Seule à table face à 195 autres pays qui ont pris un autre chemin; la tâche de l'équipe américaine lors des prochaines négociations sur le climat s'annonce redoutable.

Paradoxe: si Donald Trump a annoncé haut et fort que les États-Unis quittaient le « mauvais accord » signé en décembre 2015 à Paris par son prédécesseur Barack Obama, le retrait ne sera pas effectif avant trois ans.

Une délégation américaine, emmenée par Thomas Shannon, un diplomate de carrière très respecté, sera donc bien présente à Bonn, en Allemagne, dans une semaine, pour la reprise des discussions sous l'égide de l'ONU. Objectif de cette réunion : préparer la mise en place de cet accord inédit visant à contenir la hausse de la température mondiale.

« C'est une situation étrange, je ne crois pas avoir vu quelque chose d'équivalent au cours des quelque 30 années depuis lesquelles je suis ce processus », souligne Alden Meyer, expert au sein de l'ONG américaine Union of concerned scientists.

L'administration Trump souligne qu'elle a bien l'intention de faire entendre sa voix, avec un mot d'ordre : « protéger les intérêts américains ».

Et, en écho au slogan « America first » brandi durant la campagne par le magnat de l'immobilier, elle promet d'avoir les yeux rivés sur son grand rival, la Chine, premier émetteur de gaz à effet de serre de la planète.

Électrochoc

La Maison-Blanche affirme vouloir s'assurer « que les règles soient transparentes et justes et s'appliquent aux pays tels que la Chine et les autres concurrents économiques des États-Unis ».

Mais, depuis l'électrochoc du 1er juin et l'annonce du retrait par Donald Trump, Washington est en très mauvaise posture pour donner le ton.

Car au-delà des textes extrêmement techniques, âprement négociés à la virgule près, la « diplomatie climat » est aussi affaire de messages, de symboles, de dynamiques.

Ben Rhodes, ancien proche conseiller de Barack Obama, estime que Washington a de facto abandonné sa capacité à peser dans les débats en se plaçant hors du processus.

« Je pense que le reste du monde va tout simplement continuer avec l'accord de Paris et attendre de voir ce qui se passera aux États-Unis en 2020 », explique-t-il à l'AFP.

Avec, juge-t-il, un risque réel : celui que « les autres pays se montrent moins ambitieux dans leurs engagements et la mise en oeuvre de ces derniers en brandissant l'excuse du départ des États-Unis ».

Reste l'hypothèse, présente dans tous les esprits, d'un changement de pied de Washington dans les années à venir.
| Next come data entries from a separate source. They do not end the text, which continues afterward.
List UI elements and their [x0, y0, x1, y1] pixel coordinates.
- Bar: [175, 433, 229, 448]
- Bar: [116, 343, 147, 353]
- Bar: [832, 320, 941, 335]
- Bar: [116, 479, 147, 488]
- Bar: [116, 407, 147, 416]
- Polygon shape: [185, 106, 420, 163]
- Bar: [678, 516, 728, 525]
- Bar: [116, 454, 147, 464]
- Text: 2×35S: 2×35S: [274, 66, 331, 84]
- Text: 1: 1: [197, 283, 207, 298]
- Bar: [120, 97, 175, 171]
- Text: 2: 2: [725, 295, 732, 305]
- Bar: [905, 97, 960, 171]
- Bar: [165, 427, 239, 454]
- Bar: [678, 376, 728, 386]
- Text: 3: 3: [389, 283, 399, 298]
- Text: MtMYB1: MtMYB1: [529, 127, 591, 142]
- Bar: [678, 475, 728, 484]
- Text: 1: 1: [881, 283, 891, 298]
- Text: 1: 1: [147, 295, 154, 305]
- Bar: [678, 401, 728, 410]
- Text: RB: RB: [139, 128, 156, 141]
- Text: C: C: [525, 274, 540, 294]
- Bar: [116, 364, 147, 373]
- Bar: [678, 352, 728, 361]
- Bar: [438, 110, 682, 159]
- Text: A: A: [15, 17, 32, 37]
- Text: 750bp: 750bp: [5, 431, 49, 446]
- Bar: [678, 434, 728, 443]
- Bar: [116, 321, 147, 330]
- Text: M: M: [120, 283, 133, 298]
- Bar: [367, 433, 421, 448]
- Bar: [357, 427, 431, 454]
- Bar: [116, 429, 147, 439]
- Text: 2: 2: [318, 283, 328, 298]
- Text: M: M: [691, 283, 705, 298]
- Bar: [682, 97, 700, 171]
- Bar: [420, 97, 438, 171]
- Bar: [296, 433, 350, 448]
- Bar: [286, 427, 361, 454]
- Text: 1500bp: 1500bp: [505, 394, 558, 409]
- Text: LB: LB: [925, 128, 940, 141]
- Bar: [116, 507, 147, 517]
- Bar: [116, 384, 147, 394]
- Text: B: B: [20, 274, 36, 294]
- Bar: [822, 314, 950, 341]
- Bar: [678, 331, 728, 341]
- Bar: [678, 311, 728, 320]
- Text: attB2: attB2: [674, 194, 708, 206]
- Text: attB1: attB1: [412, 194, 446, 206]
Selon les termes du NSC, les États-Unis ont l'intention de se retirer de l'accord de Paris dès qu'ils pourront le faire, « à moins que le président n'identifie les termes qui soient plus favorables aux entreprises, aux travailleurs et contribuables américains ».

4 novembre 2020 

Une éventualité serait que les États-Unis proposent de s'engager sur des objectifs moins ambitieux que ceux annoncés par Barack Obama : réduction de 26 % à 28 % de leurs émissions de gaz à effet de serre d'ici 2025 par rapport à 2005. Mais rien n'indique à ce stade que le locataire de la Maison-Blanche soit prêt un volte-face sur ce texte, qu'il vilipende dès qu'il en a l'occasion.

Pour l'heure, la voix la plus audible des États-Unis à Bonn devrait être la coalition de villes, États et entreprises - avec le milliardaire Michael Bloomberg en première ligne - déterminée à faire le maximum sur le terrain pour tenir les engagements américains, quelle que soit la position de la Maison-Blanche.

« C'est nouveau », relève Alden Meyer. « Cette force-là n'existait pas en 2001 lorsque George W. Bush a annoncé qu'il se retirait du protocole de Kyoto ».

Ironie de l'histoire : l'accord de Paris est entré en vigueur le 4 novembre 2016. Sachant qu'il faut trois ans pour un signataire avant de pouvoir signifier son retrait et encore un an avant que ce dernier ne soit effectif, la sortie des États-Unis pourrait intervenir le 4 novembre 2020.

Soit au lendemain de la prochaine élection présidentielle américaine.